Subject only to any possible judicial review of the decision of the local authority, the required safe level of care simply will not be available for him in his home. Of course, if he does have capacity to decide upon his residence, he could, theoretically, discharge himself from the hospital where he is currently being very well cared for and somehow make his way to his home and try to care for himself there. Realistically, his health would very rapidly deteriorate and, frankly, unless re-admitted to hospital, he would die. There is nothing in anything that I have currently heard or read in this case to suggest that he has that sort of “suicidal” ideation, but, rather, he longs to live life to the fullest extent that he can.” [para. 26]

 

He went on to set out (in light of KK v CC 2012) the steps which X could take in order to achieve a clearer picture of whether any other options exist:

“He can fairly ask through the Official Solicitor what minimum and lesser level of care the local authority would be willing to fund if he does have capacity to decide to return home and does, in fact, choose to return home. I do not know what answer the local authority will give; but one possibility is that they will say that they cannot fund any care on that basis, for the situation would be so unsafe for him that they would not be willing to participate in it.

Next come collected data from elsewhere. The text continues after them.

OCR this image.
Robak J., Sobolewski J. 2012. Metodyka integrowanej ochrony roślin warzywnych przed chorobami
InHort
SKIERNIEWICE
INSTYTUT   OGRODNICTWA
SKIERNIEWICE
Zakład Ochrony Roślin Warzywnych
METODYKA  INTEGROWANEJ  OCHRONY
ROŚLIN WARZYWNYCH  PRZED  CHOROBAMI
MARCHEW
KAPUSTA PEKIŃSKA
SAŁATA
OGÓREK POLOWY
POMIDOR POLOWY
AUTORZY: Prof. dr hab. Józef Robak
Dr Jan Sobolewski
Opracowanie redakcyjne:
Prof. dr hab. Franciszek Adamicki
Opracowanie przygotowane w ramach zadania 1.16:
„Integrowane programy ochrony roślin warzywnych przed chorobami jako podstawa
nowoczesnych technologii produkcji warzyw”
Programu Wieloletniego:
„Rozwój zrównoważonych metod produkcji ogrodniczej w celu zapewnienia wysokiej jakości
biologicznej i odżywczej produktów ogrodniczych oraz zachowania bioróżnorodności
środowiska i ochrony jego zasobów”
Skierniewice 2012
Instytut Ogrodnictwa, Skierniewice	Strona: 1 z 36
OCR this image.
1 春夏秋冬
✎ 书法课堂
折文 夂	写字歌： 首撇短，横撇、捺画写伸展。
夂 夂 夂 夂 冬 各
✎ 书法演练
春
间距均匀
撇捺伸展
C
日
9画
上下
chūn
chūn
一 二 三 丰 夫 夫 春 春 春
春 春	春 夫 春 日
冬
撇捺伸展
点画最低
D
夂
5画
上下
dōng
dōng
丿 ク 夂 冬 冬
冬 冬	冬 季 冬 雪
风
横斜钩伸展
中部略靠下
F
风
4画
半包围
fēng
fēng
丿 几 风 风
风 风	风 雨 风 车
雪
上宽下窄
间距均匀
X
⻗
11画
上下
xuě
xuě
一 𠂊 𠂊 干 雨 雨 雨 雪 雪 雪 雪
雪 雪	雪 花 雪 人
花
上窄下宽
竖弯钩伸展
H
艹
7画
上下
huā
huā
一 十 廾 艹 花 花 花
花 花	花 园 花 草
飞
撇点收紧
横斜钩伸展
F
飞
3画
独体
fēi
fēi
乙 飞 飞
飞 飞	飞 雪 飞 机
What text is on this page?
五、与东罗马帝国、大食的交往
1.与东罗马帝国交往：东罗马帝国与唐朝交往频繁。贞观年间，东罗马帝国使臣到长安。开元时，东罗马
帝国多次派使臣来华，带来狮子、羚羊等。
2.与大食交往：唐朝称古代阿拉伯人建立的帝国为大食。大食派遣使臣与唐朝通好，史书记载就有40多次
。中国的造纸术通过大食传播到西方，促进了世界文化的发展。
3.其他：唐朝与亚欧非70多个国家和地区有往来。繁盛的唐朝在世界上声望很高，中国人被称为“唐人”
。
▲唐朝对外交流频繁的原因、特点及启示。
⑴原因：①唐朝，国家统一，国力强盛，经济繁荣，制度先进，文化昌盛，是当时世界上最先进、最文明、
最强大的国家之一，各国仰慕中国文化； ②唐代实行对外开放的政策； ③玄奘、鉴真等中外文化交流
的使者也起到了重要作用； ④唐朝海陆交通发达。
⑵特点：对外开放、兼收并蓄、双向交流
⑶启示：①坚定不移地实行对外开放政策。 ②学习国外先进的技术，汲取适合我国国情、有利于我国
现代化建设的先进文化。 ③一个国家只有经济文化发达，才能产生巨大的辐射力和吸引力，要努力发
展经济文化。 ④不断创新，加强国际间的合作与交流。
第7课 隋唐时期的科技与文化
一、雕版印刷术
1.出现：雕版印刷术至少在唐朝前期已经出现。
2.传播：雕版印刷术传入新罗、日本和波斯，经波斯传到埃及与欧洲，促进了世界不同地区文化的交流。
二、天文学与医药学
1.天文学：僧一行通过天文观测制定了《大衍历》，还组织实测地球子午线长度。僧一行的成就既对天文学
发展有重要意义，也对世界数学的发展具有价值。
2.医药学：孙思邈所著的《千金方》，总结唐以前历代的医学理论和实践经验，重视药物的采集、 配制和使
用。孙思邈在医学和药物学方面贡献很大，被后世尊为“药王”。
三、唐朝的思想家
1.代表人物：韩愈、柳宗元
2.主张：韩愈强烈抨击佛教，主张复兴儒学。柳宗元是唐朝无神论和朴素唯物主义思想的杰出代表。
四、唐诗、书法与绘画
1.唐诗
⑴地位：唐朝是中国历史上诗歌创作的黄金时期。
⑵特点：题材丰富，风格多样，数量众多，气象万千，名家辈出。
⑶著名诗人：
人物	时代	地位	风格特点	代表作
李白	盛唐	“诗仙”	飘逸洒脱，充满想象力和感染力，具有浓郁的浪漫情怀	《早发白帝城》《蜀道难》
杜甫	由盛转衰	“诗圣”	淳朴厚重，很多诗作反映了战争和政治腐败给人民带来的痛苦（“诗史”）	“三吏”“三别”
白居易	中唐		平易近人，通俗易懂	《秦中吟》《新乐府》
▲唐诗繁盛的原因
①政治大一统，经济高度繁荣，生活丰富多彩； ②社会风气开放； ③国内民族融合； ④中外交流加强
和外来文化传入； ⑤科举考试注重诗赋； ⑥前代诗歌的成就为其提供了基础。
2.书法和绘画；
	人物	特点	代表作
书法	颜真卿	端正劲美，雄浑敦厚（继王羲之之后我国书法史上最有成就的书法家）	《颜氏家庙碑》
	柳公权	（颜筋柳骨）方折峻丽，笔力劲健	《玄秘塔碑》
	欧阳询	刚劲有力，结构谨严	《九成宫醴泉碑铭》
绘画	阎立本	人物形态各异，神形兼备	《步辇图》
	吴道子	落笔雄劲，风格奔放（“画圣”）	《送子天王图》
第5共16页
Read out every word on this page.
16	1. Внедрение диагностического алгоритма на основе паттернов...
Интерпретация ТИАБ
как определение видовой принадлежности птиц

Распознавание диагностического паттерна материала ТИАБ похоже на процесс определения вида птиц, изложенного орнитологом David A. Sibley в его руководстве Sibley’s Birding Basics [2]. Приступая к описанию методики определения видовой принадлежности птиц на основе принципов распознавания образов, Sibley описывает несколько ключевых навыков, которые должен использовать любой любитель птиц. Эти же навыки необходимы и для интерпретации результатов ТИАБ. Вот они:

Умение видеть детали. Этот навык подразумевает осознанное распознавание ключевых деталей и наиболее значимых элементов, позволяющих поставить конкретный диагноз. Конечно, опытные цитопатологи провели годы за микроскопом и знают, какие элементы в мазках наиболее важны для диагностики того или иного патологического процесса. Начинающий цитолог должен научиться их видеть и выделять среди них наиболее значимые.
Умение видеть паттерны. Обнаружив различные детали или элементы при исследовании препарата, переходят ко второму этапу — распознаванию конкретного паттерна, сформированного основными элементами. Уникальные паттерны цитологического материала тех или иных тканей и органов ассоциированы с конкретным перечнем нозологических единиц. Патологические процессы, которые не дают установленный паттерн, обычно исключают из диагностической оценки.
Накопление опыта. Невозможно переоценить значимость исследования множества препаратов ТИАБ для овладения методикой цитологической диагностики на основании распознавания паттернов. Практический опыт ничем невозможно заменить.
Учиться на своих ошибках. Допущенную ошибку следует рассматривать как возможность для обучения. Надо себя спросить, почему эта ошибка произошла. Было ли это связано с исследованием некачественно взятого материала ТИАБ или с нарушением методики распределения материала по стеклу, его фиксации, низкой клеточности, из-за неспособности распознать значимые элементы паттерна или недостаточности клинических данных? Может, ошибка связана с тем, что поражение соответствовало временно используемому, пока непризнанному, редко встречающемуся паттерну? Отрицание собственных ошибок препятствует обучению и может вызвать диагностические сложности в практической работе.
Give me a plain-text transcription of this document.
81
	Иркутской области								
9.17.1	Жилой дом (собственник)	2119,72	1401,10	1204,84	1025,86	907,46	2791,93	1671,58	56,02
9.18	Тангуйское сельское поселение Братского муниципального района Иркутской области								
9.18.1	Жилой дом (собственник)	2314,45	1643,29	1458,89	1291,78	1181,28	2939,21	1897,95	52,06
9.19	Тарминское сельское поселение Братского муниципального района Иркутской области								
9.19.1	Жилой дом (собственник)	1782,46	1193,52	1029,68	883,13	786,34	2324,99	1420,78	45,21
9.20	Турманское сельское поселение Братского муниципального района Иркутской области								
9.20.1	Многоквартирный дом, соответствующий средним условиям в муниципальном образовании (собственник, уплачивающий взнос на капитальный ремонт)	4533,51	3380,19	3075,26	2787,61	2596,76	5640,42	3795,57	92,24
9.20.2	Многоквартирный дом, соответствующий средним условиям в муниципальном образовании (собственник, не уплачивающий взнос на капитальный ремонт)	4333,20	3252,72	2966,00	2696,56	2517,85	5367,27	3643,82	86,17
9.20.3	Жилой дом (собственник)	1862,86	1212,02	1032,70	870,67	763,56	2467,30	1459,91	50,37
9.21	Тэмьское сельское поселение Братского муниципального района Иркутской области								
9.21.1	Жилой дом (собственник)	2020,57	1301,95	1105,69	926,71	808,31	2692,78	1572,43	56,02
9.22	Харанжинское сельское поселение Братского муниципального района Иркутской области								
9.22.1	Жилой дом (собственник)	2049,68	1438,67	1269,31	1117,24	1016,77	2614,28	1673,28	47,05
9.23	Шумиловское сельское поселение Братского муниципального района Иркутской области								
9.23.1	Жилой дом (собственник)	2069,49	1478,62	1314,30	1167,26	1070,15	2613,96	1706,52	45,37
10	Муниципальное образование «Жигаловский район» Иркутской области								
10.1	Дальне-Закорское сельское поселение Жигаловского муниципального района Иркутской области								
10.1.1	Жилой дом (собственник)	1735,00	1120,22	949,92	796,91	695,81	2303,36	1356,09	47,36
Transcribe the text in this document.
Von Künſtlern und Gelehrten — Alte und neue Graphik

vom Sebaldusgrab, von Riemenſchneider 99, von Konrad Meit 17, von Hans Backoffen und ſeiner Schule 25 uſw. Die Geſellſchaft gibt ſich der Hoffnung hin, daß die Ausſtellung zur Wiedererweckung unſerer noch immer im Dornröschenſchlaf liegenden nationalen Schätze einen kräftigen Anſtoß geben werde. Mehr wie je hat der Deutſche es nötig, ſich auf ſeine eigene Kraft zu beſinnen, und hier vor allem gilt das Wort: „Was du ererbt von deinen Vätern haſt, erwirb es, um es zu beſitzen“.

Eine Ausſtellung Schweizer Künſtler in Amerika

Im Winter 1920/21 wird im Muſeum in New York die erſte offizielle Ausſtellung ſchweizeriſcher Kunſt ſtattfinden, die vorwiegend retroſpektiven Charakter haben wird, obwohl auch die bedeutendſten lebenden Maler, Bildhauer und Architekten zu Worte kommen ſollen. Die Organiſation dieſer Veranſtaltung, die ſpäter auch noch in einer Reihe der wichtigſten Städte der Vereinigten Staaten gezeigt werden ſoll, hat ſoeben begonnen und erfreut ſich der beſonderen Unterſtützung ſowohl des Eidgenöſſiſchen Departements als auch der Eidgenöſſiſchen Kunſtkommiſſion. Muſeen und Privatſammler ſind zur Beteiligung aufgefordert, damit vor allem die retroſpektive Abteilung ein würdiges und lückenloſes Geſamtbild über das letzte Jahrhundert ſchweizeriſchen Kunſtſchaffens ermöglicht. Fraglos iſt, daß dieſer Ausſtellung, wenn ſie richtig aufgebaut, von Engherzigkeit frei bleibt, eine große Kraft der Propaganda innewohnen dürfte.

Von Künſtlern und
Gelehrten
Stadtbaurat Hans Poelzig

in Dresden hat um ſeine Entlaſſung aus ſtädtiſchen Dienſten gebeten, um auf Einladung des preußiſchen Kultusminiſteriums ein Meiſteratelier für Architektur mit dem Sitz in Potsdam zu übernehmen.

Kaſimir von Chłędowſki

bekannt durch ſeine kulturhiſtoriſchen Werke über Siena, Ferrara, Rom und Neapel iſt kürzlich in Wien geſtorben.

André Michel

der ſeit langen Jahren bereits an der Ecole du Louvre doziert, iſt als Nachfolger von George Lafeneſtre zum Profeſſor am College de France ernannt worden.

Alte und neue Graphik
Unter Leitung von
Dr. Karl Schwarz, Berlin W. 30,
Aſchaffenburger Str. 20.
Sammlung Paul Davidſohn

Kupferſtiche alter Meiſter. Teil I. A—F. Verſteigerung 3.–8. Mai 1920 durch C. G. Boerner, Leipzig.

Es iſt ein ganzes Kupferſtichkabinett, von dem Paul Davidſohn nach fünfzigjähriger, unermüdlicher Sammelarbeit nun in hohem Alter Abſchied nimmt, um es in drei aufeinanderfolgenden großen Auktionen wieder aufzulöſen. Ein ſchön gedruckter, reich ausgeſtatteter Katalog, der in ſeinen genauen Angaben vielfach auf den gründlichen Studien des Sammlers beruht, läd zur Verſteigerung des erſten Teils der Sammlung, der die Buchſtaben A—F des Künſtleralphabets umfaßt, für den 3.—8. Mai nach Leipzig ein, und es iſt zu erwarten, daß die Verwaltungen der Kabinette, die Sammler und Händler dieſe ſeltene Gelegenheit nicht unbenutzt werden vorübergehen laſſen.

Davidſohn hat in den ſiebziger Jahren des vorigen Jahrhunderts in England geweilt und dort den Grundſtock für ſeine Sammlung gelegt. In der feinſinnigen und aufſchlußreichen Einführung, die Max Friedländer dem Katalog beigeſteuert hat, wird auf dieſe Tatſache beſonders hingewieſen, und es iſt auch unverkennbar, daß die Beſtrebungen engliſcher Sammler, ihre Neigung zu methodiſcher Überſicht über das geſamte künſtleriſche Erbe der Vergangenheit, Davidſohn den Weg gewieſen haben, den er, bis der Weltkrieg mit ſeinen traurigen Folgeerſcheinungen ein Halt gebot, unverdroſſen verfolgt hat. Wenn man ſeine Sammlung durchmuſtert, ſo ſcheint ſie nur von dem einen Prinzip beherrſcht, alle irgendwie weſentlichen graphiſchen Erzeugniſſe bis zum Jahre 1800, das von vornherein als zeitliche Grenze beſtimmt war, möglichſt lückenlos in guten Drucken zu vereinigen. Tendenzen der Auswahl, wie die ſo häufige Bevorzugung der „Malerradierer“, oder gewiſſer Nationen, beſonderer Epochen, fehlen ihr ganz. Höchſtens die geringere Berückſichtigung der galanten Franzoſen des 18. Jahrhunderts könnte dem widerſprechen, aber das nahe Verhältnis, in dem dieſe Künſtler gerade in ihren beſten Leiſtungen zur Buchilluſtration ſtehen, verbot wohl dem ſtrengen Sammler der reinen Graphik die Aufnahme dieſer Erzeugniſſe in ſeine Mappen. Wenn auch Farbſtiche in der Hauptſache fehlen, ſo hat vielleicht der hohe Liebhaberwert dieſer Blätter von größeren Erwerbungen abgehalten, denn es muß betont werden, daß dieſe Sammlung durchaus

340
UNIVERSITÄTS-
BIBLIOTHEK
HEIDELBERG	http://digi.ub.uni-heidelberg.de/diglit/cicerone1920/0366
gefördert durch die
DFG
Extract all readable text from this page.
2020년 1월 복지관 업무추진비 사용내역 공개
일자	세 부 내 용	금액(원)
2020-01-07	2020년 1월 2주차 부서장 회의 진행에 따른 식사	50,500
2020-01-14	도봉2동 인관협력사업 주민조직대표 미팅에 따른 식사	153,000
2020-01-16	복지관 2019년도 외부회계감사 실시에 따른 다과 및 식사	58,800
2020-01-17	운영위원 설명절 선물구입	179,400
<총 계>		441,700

So I regret to have to say that, from the perspective of today (and subject to any judicial review), the realistic options in this case may be very limited indeed. If that is so, the question of the capacity of the patient to make decisions with regard to his care may be a very abstract one since, frankly, he may have very little room for capacitous choice.” [paras.27 & 28]

 

The case awaits a further judgement on 21st November as to whether to proceed with a full hearing on X’s capacity.

 

This judgement does not necessarily mean that the local authority’s decision to refuse to fund a care package at home to the tune of £9,000 per week is lawful. As is clear from the highlighted words above, that question would require a judicial review.  Technically speaking, the judgement merely reinforces previous cases which have highlighted that the fact that the Court of Protection has no greater powers to produce options for an incapacitated individual than would be available to a capacitated individual making the same decision on their own behalf.

 

That said, however, Holman J appears to have given a clear steer to the local authority that, in his view, it might well not be irrational for them to conclude:

 

(1) that X’s eligible Care Act outcomes cannot be appropriately met in his home with a lower level of care than that costed at £9,000 per week;

 

and

 

(2) that, taking into account the local authority’s resources (Gloucestershire 1997; and R (on the application of MacDonald) v Kensington & Chelsea (2012) – essentially upheld by the ECHR in 2014)) and the availability of an appropriate option to meet X’s needs in the specialist hospital unit at a cost of £3,000 per week, that is the only option they are prepared to offer to meet his eligible needs.

 

If that view were to be confirmed by a judicial review, it would, for the first time, provide some indication of the sorts of costs that might lawfully be considered by a local authority to be too high a price to sustain an individual in their own home.

 

The judgement leaves unanswered, however, what to my mind is an important question. If X’s behavioural difficulties are so intense as to require 2 carers at all times, why is there no mention of CHC? One might have expected the possibility of health involvement in funding to have been explored in this case and, without knowing more detail, it is difficult to see why there is no mention of checklisting, completion of a DST or an MDT meeting.